Sometimes I read a cute little book, see that it’s being made into a cute-looking movie, and briefly forget that there is no such thing anymore as merely being “cute.” It is the year of Twitter Bluesky Threads 2023. Nothing exists without the accompaniment of the most unpleasant word of our time: discourse. Especially when the cute thing in question is a gay thing.
 
I was reminded of this annoying reality this week, with the release of the trailer for the upcoming romantic comedy Red, White & Royal Blue, based on the best-selling 2019 novel by Casey McQuiston.
 
 
The book follows Alex, the son of the first female president of the United States, and Prince Henry, who is third in line for the British throne. The pair begin as nemeses, their egos clashing when Alex is sent as the family representative to the Royal Wedding of Henry’s older brother. They get into an argument, which leads to a scuffle, which leads to an international incident: They knock over the cake.
 
It’s over the course of doing diplomatic damage control that Alex and Henry’s fiery antagonism becomes fiery flirtation. In a moment of passion, they hook up. They question and come to terms with their respective sexualities. Then they hook up some more, come out to—or, in some cases, are found out by—members of their families, who then grapple with whether to allow the First Son and the Royal Prince to be public as a couple.
 
I read the book in, like, two days while on vacation. I thought it was innocuous and sweet, and I was surprised that there was actual fucking in it. The movie is rated R, indicating there may be fucking in that too.
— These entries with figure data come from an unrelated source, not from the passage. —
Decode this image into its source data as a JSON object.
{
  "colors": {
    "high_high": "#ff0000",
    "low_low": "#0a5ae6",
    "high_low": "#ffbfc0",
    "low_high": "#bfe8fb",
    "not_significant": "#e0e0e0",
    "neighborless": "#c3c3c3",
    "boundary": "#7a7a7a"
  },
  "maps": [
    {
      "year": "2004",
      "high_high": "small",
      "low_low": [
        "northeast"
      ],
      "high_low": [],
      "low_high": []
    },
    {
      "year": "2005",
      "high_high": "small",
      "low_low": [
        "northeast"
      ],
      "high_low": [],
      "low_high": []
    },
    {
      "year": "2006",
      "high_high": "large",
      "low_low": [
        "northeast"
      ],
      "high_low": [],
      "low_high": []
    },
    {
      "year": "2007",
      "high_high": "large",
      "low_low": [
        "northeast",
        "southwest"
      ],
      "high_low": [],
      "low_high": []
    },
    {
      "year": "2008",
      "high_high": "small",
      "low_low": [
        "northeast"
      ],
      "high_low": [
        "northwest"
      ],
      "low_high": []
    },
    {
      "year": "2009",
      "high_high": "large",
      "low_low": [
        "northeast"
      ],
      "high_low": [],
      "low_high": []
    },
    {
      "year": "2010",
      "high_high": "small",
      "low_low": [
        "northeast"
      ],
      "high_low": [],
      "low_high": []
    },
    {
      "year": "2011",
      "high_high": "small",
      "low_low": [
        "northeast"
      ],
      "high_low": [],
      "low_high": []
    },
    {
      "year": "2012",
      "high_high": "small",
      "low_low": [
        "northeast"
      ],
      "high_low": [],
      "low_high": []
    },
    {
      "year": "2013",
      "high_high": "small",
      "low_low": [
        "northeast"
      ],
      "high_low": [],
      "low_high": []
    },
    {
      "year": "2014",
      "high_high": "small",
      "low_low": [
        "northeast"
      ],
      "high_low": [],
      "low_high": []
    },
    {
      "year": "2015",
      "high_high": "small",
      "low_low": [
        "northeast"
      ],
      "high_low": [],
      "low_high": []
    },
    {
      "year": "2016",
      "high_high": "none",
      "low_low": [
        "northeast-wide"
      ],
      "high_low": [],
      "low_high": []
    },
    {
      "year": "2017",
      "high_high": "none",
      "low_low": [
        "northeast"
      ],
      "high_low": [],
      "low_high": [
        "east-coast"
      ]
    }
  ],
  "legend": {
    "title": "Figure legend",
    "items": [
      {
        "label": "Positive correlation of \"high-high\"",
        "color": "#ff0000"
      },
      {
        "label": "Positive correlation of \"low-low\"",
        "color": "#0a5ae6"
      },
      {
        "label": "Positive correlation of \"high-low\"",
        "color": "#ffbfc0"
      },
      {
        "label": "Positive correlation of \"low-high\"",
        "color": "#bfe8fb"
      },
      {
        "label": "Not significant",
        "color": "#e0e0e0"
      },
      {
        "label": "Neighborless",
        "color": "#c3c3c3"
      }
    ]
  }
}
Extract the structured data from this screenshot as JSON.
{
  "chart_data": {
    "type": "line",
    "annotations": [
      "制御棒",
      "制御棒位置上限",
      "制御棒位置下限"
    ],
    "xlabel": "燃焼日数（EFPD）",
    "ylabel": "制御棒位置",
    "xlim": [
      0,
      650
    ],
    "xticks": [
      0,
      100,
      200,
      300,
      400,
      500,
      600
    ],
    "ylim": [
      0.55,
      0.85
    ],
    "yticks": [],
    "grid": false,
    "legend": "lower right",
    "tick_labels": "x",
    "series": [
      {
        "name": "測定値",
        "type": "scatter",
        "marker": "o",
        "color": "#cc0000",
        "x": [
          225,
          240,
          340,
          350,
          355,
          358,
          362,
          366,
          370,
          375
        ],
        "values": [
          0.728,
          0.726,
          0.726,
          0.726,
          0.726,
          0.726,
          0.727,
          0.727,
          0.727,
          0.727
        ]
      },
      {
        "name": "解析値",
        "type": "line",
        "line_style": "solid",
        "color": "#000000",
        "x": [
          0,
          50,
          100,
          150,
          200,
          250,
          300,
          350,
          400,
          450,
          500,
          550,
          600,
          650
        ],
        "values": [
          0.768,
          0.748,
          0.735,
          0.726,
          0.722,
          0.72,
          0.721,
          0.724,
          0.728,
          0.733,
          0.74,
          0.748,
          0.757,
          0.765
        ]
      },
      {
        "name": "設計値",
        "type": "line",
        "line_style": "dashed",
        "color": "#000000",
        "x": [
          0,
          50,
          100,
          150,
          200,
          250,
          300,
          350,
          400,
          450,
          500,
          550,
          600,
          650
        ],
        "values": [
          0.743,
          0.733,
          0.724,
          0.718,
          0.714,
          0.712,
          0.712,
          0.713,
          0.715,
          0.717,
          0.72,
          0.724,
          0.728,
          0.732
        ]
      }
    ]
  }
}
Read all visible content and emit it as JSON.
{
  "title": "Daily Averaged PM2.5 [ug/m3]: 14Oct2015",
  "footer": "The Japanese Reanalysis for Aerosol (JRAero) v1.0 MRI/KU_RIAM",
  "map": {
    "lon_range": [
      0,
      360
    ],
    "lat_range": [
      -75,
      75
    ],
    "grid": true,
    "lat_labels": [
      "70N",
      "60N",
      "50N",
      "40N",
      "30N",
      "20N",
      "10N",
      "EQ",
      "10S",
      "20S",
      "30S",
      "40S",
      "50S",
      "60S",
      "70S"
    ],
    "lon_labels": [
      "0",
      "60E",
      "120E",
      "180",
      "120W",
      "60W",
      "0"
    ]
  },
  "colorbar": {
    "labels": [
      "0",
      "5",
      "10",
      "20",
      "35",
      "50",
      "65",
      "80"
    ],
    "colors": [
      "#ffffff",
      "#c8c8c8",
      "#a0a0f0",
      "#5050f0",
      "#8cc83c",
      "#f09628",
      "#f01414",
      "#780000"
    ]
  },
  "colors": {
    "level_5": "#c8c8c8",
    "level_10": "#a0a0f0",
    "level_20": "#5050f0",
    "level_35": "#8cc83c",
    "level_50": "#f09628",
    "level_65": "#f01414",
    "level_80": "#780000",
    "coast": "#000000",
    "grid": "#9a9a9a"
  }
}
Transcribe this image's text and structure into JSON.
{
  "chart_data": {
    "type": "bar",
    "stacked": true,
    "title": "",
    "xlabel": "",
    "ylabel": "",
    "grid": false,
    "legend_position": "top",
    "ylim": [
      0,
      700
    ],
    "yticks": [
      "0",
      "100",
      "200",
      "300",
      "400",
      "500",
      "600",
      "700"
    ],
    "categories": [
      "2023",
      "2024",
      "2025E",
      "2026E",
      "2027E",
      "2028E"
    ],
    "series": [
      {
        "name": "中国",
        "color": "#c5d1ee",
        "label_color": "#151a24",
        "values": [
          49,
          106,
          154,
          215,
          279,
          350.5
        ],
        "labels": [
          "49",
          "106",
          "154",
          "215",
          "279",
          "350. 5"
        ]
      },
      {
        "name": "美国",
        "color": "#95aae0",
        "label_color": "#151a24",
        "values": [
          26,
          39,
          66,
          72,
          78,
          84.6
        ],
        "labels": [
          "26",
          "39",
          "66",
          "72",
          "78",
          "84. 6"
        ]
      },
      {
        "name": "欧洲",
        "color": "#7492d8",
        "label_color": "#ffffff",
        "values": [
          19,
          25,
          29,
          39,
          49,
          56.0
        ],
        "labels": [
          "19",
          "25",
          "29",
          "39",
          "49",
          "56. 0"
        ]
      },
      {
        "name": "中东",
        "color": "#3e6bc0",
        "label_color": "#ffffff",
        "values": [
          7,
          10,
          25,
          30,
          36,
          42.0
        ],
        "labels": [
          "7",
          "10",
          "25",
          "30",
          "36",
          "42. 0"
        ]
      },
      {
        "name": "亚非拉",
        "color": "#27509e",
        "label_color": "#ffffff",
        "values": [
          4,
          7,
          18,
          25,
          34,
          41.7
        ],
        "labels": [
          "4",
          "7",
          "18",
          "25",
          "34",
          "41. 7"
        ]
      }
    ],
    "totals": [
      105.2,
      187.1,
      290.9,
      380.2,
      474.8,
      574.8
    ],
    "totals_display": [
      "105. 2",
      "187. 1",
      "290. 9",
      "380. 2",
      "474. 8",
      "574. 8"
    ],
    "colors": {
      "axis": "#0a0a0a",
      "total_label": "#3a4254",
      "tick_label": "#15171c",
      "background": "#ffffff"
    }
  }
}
When it comes to queer-themed rom-coms directed at a mainstream audience, we call that progress.
 
Then again, there are all the elements of Red, White & Royal Blue that do not represent progress, hence that word again: discourse.
 
While the book’s author, McQuiston, identifies as queer and non-binary, there are critics who dismiss Red, White & Royal Blue as yet another best-selling book about queer or gay men not written by a queer or gay man. (Hanya Yanagihara’s A Little Life may be the most egregious example.)
 
As they did with other recent queer romances like Love, SimonHappiest Season, and Heartstopper, some members of the LGBTQ community have criticized McQuiston’s book as yet another mainstream story that still—and almost solely—focuses on the trauma of coming out of the closet. And, as exemplified by the leads’ collective dozen or so abs on display in the RW&RB trailer, this is another example of a story centering the experiences of privileged, extremely hot men. Alex is biracial, so at least it’s not solely a privileged, extremely hot, white male experience this time around.
 
Plus, will there be enough fucking? The jury’s out!

 



Nicholas Galitzine & Taylor Zakhar Perez

















5 comments:

Anonymous said...

You’re right. People have too much to say and quite frankly no one wants to hear it. Stop with your fabricated victimization

whkattk said...

Everyone simply must get past all this "cultural misappropriation" stuff when it comes to the creative process.

Anonymous said...

Great book :)

SteveXS said...

Amen & amen.

Anonymous said...

I've seen Nicholas Galitzine in the movie Handsome Devil, good actor. Looking forward to Red White & Royal Blue.